The mounting seat 11 is in the shape of a cuboid and is used to support each component of the partition assembly 10 . The mounting base 11 has a first end surface 111 and a second end surface 112 , the first end surface 111 is configured as a planar structure facing the rear side, and the second end surface 112 is configured as a planar structure opposite to the first end surface 111 .

The engaging portion 12 is provided on the first end surface 111 of the mounting seat 11 and can engage with the storage wall 30 described later from above. For details of the engaging portion 12, refer to FIG. 4 and the like.

The first rotating member 14 is rotatably disposed on the second end surface 112 of the mounting base 11 . Specifically, the first rotating member 14 has a length direction extending in the vertical direction. The upper end of the first rotating member 14 is rotatably connected to the mounting base 11 through a rotating shaft 18 extending along the left-right direction.

The second rotating member 15 has a plate structure and is rotatably connected to the first rotating member 14 . In the storage state shown in FIG. 1 , the upper and lower ends of the right side of the second rotating member 15 are rotatably connected to the first rotating member 14 . The second rotating member 15 is used to separate the storage area 31 .

When the first rotating member 14 and the second rotating member 15 are in the stored state shown in FIG. 1 , they are attached to the second end surface 112 of the mounting base 11 . Specifically, the rear surfaces of the first rotating member 14 and the second rotating member 15 are in close contact with the second end surface 112 of the mounting base 11 . With this structure, when the partition assembly 10 is in the storage state, the first rotating member 14 and the second rotating member 15 do not protrude forward, and the partition assembly 10 as a whole can be made more compact.
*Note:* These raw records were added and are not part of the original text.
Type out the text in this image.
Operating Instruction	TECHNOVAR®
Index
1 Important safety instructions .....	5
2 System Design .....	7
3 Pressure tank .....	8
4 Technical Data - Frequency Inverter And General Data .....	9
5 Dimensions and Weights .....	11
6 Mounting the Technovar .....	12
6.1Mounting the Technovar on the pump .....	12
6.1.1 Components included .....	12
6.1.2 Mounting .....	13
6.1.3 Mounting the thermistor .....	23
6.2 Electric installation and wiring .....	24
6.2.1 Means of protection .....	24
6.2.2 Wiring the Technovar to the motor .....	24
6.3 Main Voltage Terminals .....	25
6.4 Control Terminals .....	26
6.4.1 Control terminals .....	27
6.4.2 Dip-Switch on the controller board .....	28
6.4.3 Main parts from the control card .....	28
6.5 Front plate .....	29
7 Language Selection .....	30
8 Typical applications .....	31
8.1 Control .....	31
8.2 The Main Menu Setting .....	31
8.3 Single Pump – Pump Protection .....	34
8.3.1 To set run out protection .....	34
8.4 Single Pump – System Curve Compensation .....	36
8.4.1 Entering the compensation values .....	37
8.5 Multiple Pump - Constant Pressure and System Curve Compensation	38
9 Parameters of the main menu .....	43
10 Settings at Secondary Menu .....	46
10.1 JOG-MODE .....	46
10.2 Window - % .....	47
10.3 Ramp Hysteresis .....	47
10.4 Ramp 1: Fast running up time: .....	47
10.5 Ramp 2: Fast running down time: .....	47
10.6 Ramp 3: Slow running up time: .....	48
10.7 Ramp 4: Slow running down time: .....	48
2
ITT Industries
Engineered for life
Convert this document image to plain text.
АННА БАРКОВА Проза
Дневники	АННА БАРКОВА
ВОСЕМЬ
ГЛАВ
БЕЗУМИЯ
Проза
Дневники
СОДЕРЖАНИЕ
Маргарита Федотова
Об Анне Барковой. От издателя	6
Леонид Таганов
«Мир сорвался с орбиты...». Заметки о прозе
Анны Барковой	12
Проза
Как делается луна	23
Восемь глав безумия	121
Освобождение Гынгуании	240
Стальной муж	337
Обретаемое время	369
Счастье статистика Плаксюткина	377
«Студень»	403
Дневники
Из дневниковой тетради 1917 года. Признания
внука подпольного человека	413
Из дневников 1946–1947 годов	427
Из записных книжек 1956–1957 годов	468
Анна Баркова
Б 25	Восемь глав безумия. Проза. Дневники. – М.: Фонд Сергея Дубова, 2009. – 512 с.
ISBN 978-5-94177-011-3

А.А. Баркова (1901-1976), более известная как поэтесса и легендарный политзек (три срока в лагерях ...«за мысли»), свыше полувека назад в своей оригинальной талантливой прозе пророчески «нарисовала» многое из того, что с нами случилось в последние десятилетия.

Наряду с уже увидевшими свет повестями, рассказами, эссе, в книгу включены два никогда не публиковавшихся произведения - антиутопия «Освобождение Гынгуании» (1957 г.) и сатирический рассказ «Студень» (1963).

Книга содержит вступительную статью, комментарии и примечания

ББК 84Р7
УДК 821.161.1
The support member 16 is used to support the first rotating member 14 and can limit the rotation range of the partition assembly 10 . The upper end of the supporting member 16 is rotatably connected to the middle position of the first rotating member 14 through the rotating shaft 17 . The lower end of the support member 16 is located inside the mounting base 11 and is slidably connected with the mounting base 11 .

FIG. 2 is an exploded perspective view of the front view of the partition assembly 10 . FIG. 3 is an exploded perspective view of the rear view of the divider assembly 10 .

The partition assembly 10 has a second rotating member 15 , a first rotating member 14 , a supporting member 16 , a mounting seat 11 , an engaging portion 12 and an adjusting member 13 in order from front to rear.

The second rotating member 15 has a plate-like structure and is used to separate the plate storage area 31 . A concave rotating groove 151 is formed on the upper end and the lower end of the right side of the second rotating member 15 . The second rotating member 15 can rotate around the rotation groove 151 as a rotation center.

The first rotating member 14 is rotatably connected with the supporting second rotating member 15, and supports the supporting second rotating member 15. The first rotating member 14 is a columnar structure and extends along the up-down direction. A through hole 141 , a through hole 142 and a rotation slot 143 are formed on the first rotating member 14 . The through hole 141 is used for rotational connection with the mounting base 11 . The through hole 142 is used for rotational connection with the support member 16 . The rotation groove 143 is formed at the upper end and the lower end of the middle groove of the first rotating member 14 . By inserting a rotating shaft (not shown here) between the rotating groove 151 of the second rotating member 15 and the rotating groove 143 of the first rotating member 14, the rotational connection between the second rotating member 15 and the first rotating member 14 can be realized. .

The middle area of the support member 16 is configured in a curved shape and has a strip structure, and the support member 16 has a through hole 161 and a limiting shaft 162 . The through hole 161 passes through the upper end of the support member 16 . The rotating shaft 17 extends into the through hole 142 of the first rotating member 14 and the through hole 161 of the supporting member 16 . Thus, the upper end of the support member 16 is rotatably connected to the middle position of the first rotating member 14 . The limiting shaft 162 has a cylindrical structure and is located at the lower end of the supporting member 16 . The limiting shaft 162 protrudes outside the supporting member 16 along the left-right direction. The limiting shaft 162 is disposed inside the mounting base 11 .

The mount 11 has a front mount 113 and a rear mount 114 .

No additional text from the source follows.